At the summit, our group divided – Eric, Brian, the Seddons and Michael Haffner walked over to the Italian side, where they spent a night in a mountain refuge, returning to Saint Martin Vésubie the next day. The rest of us, in haste for school and Rosh Hashana, walked down the way we’d ascended, stopping at a high level lake for lunch. It was here that I’d heard about the mixed fate of the refugees who’d managed the escape. On arriving on the Italian side, some had heeded a sign inviting them to register for food and shelter without fear.

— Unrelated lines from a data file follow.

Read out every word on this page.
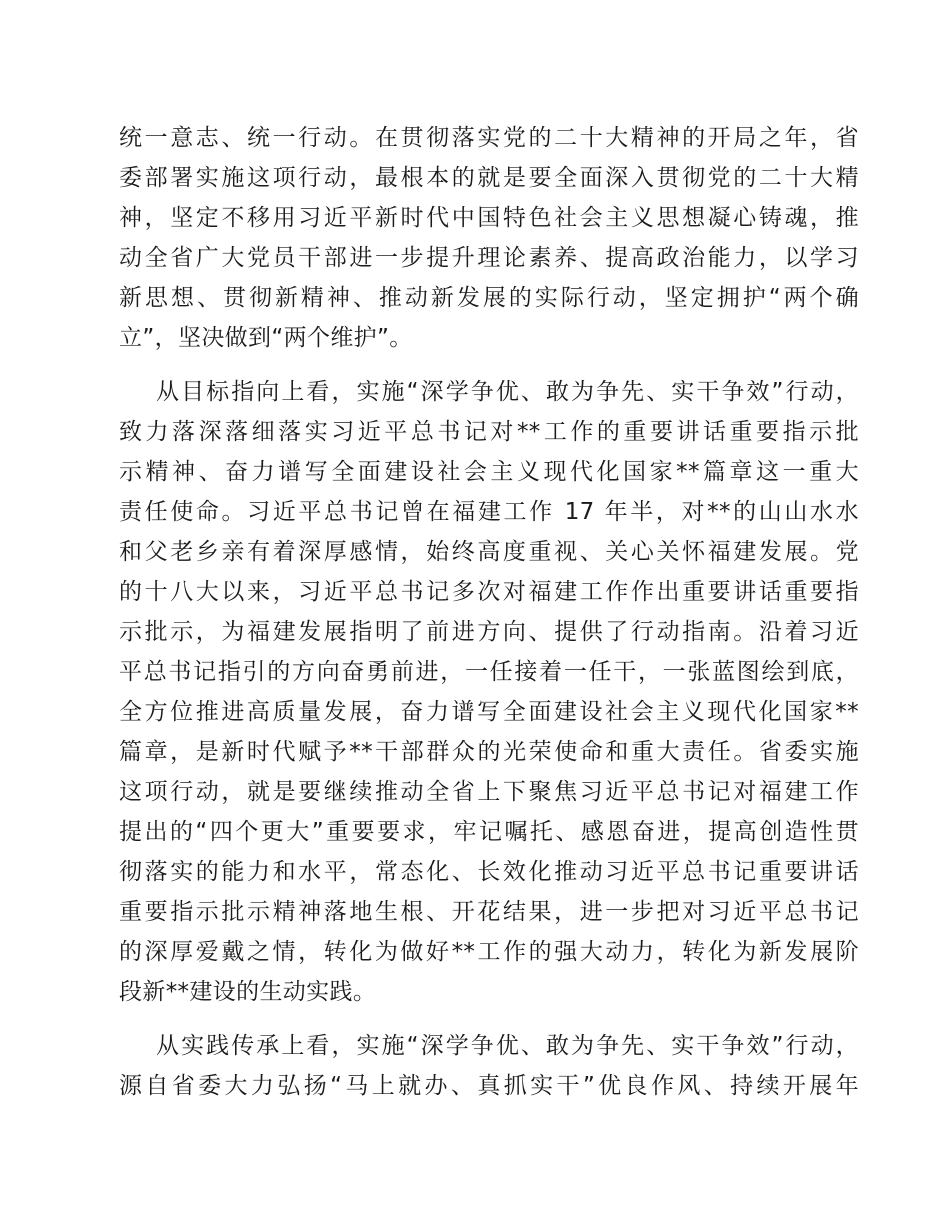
统一意志、统一行动。在贯彻落实党的二十大精神的开局之年，省
委部署实施这项行动，最根本的就是要全面深入贯彻党的二十大精
神，坚定不移用习近平新时代中国特色社会主义思想凝心铸魂，推
动全省广大党员干部进一步提升理论素养、提高政治能力，以学习
新思想、贯彻新精神、推动新发展的实际行动，坚定拥护“两个确
立”，坚决做到“两个维护”。
从目标指向上看，实施“深学争优、敢为争先、实干争效”行动，
致力落深落细落实习近平总书记对**工作的重要讲话重要指示批
示精神、奋力谱写全面建设社会主义现代化国家**篇章这一重大
责任使命。习近平总书记曾在福建工作 17 年半，对**的山山水水
和父老乡亲有着深厚感情，始终高度重视、关心关怀福建发展。党
的十八大以来，习近平总书记多次对福建工作作出重要讲话重要指
示批示，为福建发展指明了前进方向、提供了行动指南。沿着习近
平总书记指引的方向奋勇前进，一任接着一任干，一张蓝图绘到底，
全方位推进高质量发展，奋力谱写全面建设社会主义现代化国家**
篇章，是新时代赋予**干部群众的光荣使命和重大责任。省委实施
这项行动，就是要继续推动全省上下聚焦习近平总书记对福建工作
提出的“四个更大”重要要求，牢记嘱托、感恩奋进，提高创造性贯
彻落实的能力和水平，常态化、长效化推动习近平总书记重要讲话
重要指示批示精神落地生根、开花结果，进一步把对习近平总书记
的深厚爱戴之情，转化为做好**工作的强大动力，转化为新发展阶
段新**建设的生动实践。
从实践传承上看，实施“深学争优、敢为争先、实干争效”行动，
源自省委大力弘扬“马上就办、真抓实干”优良作风、持续开展年
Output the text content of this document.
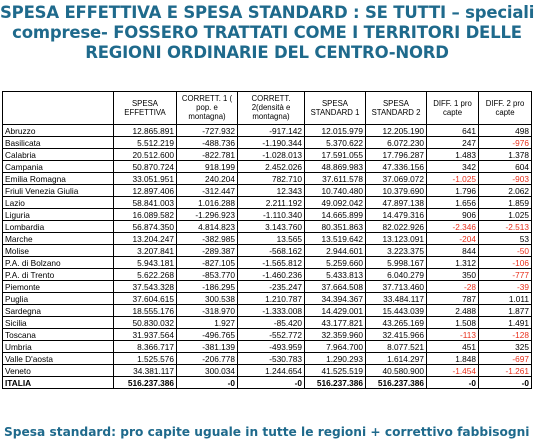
SPESA EFFETTIVA E SPESA STANDARD : SE TUTTI – speciali
comprese- FOSSERO TRATTATI COME I TERRITORI DELLE
REGIONI ORDINARIE DEL CENTRO-NORD
	SPESA EFFETTIVA	CORRETT. 1 ( pop. e montagna)	CORRETT. 2(densità e montagna)	SPESA STANDARD 1	SPESA STANDARD 2	DIFF. 1 pro capte	DIFF. 2 pro capte
Abruzzo	12.865.891	-727.932	-917.142	12.015.979	12.205.190	641	498
Basilicata	5.512.219	-488.736	-1.190.344	5.370.622	6.072.230	247	-976
Calabria	20.512.600	-822.781	-1.028.013	17.591.055	17.796.287	1.483	1.378
Campania	50.870.724	918.199	2.452.026	48.869.983	47.336.156	342	604
Emilia Romagna	33.051.951	240.204	782.710	37.611.578	37.069.072	-1.025	-903
Friuli Venezia Giulia	12.897.406	-312.447	12.343	10.740.480	10.379.690	1.796	2.062
Lazio	58.841.003	1.016.288	2.211.192	49.092.042	47.897.138	1.656	1.859
Liguria	16.089.582	-1.296.923	-1.110.340	14.665.899	14.479.316	906	1.025
Lombardia	56.874.350	4.814.823	3.143.760	80.351.863	82.022.926	-2.346	-2.513
Marche	13.204.247	-382.985	13.565	13.519.642	13.123.091	-204	53
Molise	3.207.841	-289.387	-568.162	2.944.601	3.223.375	844	-50
P.A. di Bolzano	5.943.181	-827.105	-1.565.812	5.259.660	5.998.167	1.312	-106
P.A. di Trento	5.622.268	-853.770	-1.460.236	5.433.813	6.040.279	350	-777
Piemonte	37.543.328	-186.295	-235.247	37.664.508	37.713.460	-28	-39
Puglia	37.604.615	300.538	1.210.787	34.394.367	33.484.117	787	1.011
Sardegna	18.555.176	-318.970	-1.333.008	14.429.001	15.443.039	2.488	1.877
Sicilia	50.830.032	1.927	-85.420	43.177.821	43.265.169	1.508	1.491
Toscana	31.937.564	-496.765	-552.772	32.359.960	32.415.966	-113	-128
Umbria	8.366.717	-381.139	-493.959	7.964.700	8.077.521	451	325
Valle D'aosta	1.525.576	-206.778	-530.783	1.290.293	1.614.297	1.848	-697
Veneto	34.381.117	300.034	1.244.654	41.525.519	40.580.900	-1.454	-1.261
ITALIA	516.237.386	-0	-0	516.237.386	516.237.386	-0	-0
Spesa standard: pro capite uguale in tutte le regioni + correttivo fabbisogni
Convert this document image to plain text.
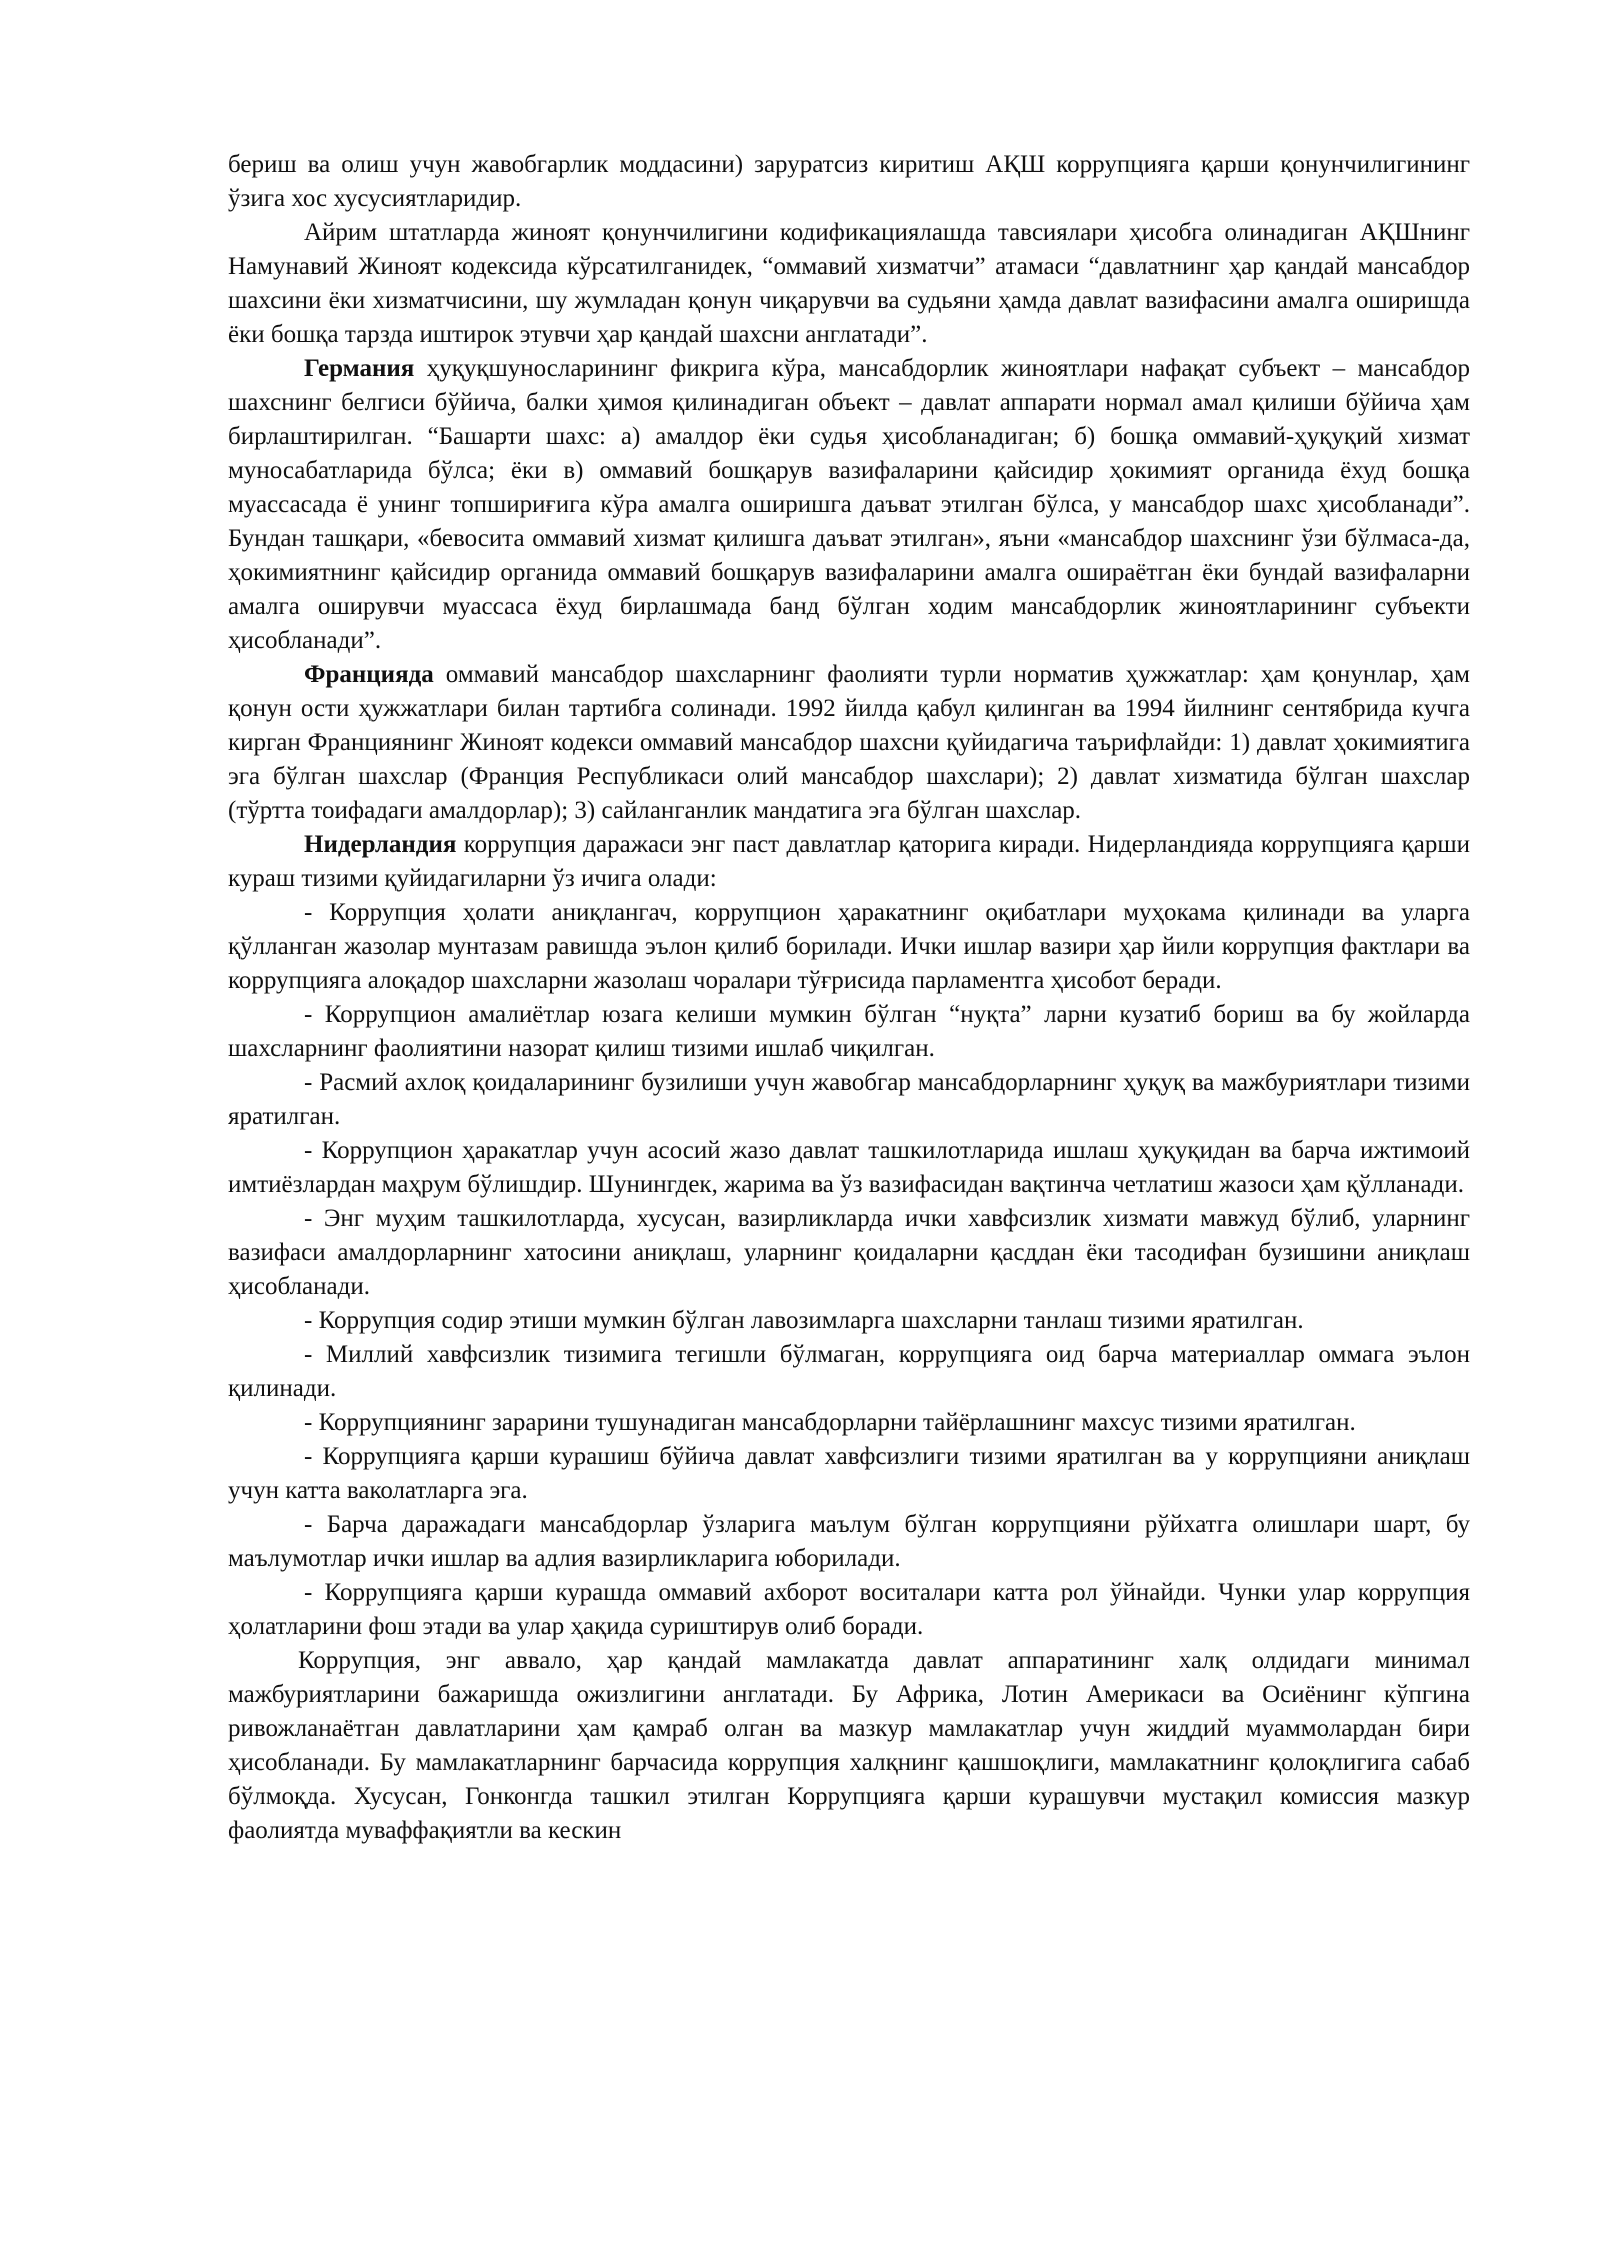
бериш ва олиш учун жавобгарлик моддасини) заруратсиз киритиш АҚШ коррупцияга қарши қонунчилигининг ўзига хос хусусиятларидир.

Айрим штатларда жиноят қонунчилигини кодификациялашда тавсиялари ҳисобга олинадиган АҚШнинг Намунавий Жиноят кодексида кўрсатилганидек, “оммавий хизматчи” атамаси “давлатнинг ҳар қандай мансабдор шахсини ёки хизматчисини, шу жумладан қонун чиқарувчи ва судьяни ҳамда давлат вазифасини амалга оширишда ёки бошқа тарзда иштирок этувчи ҳар қандай шахсни англатади”.

Германия ҳуқуқшуносларининг фикрига кўра, мансабдорлик жиноятлари нафақат субъект – мансабдор шахснинг белгиси бўйича, балки ҳимоя қилинадиган объект – давлат аппарати нормал амал қилиши бўйича ҳам бирлаштирилган. “Башарти шахс: а) амалдор ёки судья ҳисобланадиган; б) бошқа оммавий-ҳуқуқий хизмат муносабатларида бўлса; ёки в) оммавий бошқарув вазифаларини қайсидир ҳокимият органида ёхуд бошқа муассасада ё унинг топшириғига кўра амалга оширишга даъват этилган бўлса, у мансабдор шахс ҳисобланади”. Бундан ташқари, «бевосита оммавий хизмат қилишга даъват этилган», яъни «мансабдор шахснинг ўзи бўлмаса-да, ҳокимиятнинг қайсидир органида оммавий бошқарув вазифаларини амалга ошираётган ёки бундай вазифаларни амалга оширувчи муассаса ёхуд бирлашмада банд бўлган ходим мансабдорлик жиноятларининг субъекти ҳисобланади”.

Францияда оммавий мансабдор шахсларнинг фаолияти турли норматив ҳужжатлар: ҳам қонунлар, ҳам қонун ости ҳужжатлари билан тартибга солинади. 1992 йилда қабул қилинган ва 1994 йилнинг сентябрида кучга кирган Франциянинг Жиноят кодекси оммавий мансабдор шахсни қуйидагича таърифлайди: 1) давлат ҳокимиятига эга бўлган шахслар (Франция Республикаси олий мансабдор шахслари); 2) давлат хизматида бўлган шахслар (тўртта тоифадаги амалдорлар); 3) сайланганлик мандатига эга бўлган шахслар.

Нидерландия коррупция даражаси энг паст давлатлар қаторига киради. Нидерландияда коррупцияга қарши кураш тизими қуйидагиларни ўз ичига олади:

- Коррупция ҳолати аниқлангач, коррупцион ҳаракатнинг оқибатлари муҳокама қилинади ва уларга қўлланган жазолар мунтазам равишда эълон қилиб борилади. Ички ишлар вазири ҳар йили коррупция фактлари ва коррупцияга алоқадор шахсларни жазолаш чоралари тўғрисида парламентга ҳисобот беради.

- Коррупцион амалиётлар юзага келиши мумкин бўлган “нуқта” ларни кузатиб бориш ва бу жойларда шахсларнинг фаолиятини назорат қилиш тизими ишлаб чиқилган.

- Расмий ахлоқ қоидаларининг бузилиши учун жавобгар мансабдорларнинг ҳуқуқ ва мажбуриятлари тизими яратилган.

- Коррупцион ҳаракатлар учун асосий жазо давлат ташкилотларида ишлаш ҳуқуқидан ва барча ижтимоий имтиёзлардан маҳрум бўлишдир. Шунингдек, жарима ва ўз вазифасидан вақтинча четлатиш жазоси ҳам қўлланади.

- Энг муҳим ташкилотларда, хусусан, вазирликларда ички хавфсизлик хизмати мавжуд бўлиб, уларнинг вазифаси амалдорларнинг хатосини аниқлаш, уларнинг қоидаларни қасддан ёки тасодифан бузишини аниқлаш ҳисобланади.

- Коррупция содир этиши мумкин бўлган лавозимларга шахсларни танлаш тизими яратилган.

- Миллий хавфсизлик тизимига тегишли бўлмаган, коррупцияга оид барча материаллар оммага эълон қилинади.

- Коррупциянинг зарарини тушунадиган мансабдорларни тайёрлашнинг махсус тизими яратилган.

- Коррупцияга қарши курашиш бўйича давлат хавфсизлиги тизими яратилган ва у коррупцияни аниқлаш учун катта ваколатларга эга.

- Барча даражадаги мансабдорлар ўзларига маълум бўлган коррупцияни рўйхатга олишлари шарт, бу маълумотлар ички ишлар ва адлия вазирликларига юборилади.

- Коррупцияга қарши курашда оммавий ахборот воситалари катта рол ўйнайди. Чунки улар коррупция ҳолатларини фош этади ва улар ҳақида суриштирув олиб боради.

Коррупция, энг аввало, ҳар қандай мамлакатда давлат аппаратининг халқ олдидаги минимал мажбуриятларини бажаришда ожизлигини англатади. Бу Африка, Лотин Америкаси ва Осиёнинг кўпгина ривожланаётган давлатларини ҳам қамраб олган ва мазкур мамлакатлар учун жиддий муаммолардан бири ҳисобланади. Бу мамлакатларнинг барчасида коррупция халқнинг қашшоқлиги, мамлакатнинг қолоқлигига сабаб бўлмоқда. Хусусан, Гонконгда ташкил этилган Коррупцияга қарши курашувчи мустақил комиссия мазкур фаолиятда муваффақиятли ва кескин
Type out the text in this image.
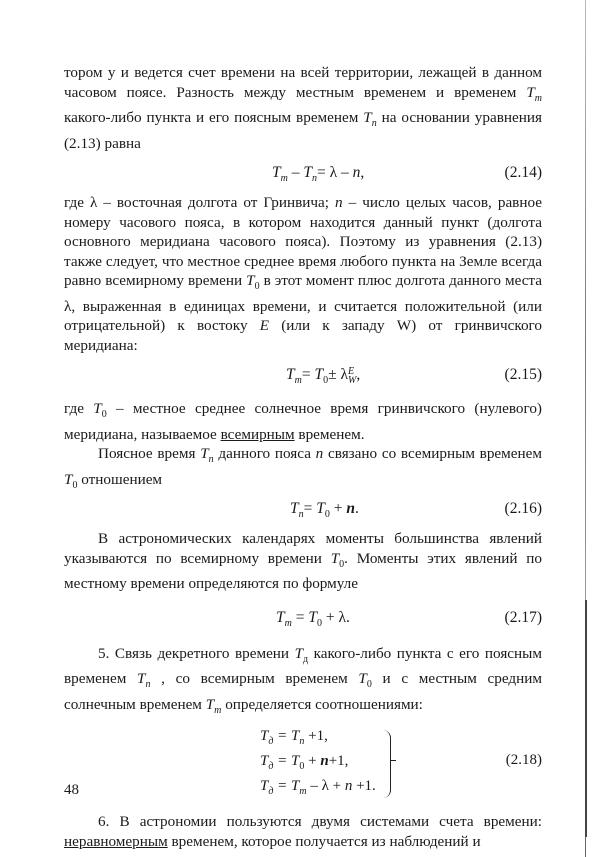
тором у и ведется счет времени на всей территории, лежащей в данном часовом поясе. Разность между местным временем и временем $T_m$ какого-либо пункта и его поясным временем $T_n$ на основании уравнения (2.13) равна

$T_m - T_n= \lambda - n$,	(2.14)

где λ – восточная долгота от Гринвича; n – число целых часов, равное номеру часового пояса, в котором находится данный пункт (долгота основного меридиана часового пояса). Поэтому из уравнения (2.13) также следует, что местное среднее время любого пункта на Земле всегда равно всемирному времени $T_0$ в этот момент плюс долгота данного места λ, выраженная в единицах времени, и считается положительной (или отрицательной) к востоку E (или к западу W) от гринвичского меридиана:

$T_m= T_0\pm \lambda E$
W,	(2.15)

где $T_0$ – местное среднее солнечное время гринвичского (нулевого) меридиана, называемое всемирным временем.

Поясное время $T_n$ данного пояса n связано со всемирным временем $T_0$ отношением

$T_n= T_0 + n$.	(2.16)

В астрономических календарях моменты большинства явлений указываются по всемирному времени $T_0$. Моменты этих явлений по местному времени определяются по формуле

$T_m = T_0 + \lambda$.	(2.17)

5. Связь декретного времени $T_д$ какого-либо пункта с его поясным временем $T_n$ , со всемирным временем $T_0$ и с местным средним солнечным временем $T_m$ определяется соотношениями:

$T_д = T_n +1$,
$T_д = T_0 + n+1$,
$T_д = T_m - \lambda + n +1$.
(2.18)

6. В астрономии пользуются двумя системами счета времени: неравномерным временем, которое получается из наблюдений и

48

Three hundred and fifty people perished in this trap; those who ignored it survived.
On arrival back at Saint Martin Vésubie, we were in time for the ceremonial close – a very French affair: wreath laying at the town’s monument – lots of tricolores, speeches in a marquee in the town square, and La Marseillaise. Whilst I understand from David Bernheim that the Marseillaise is required for municipal events of this sort in France, one of my new French friends said she felt Hatikva would be more aligned. Another agreed that it’s important and right to recognise the past, but asked who was facing up to the present.
And so I left, recognising again just how fortunate we are to have the freedom and confidence and positive Jewish content that our group so enjoy. Perhaps I would have found the Yom Kippur services at NNLS wonderful in any event, as I have done in the past, but feel that the appreciation of privilege I felt from the weekend at Saint Martin Vésubie added a dimension, and I felt this in yet another way when exchanging smiles across the shul with fellow walkers on this bonding experience.
Ziona Strelitz came for the 2013 Marche de la Mémoire with a walking group from London’s New North London Synagogue. She wrote the article soon after.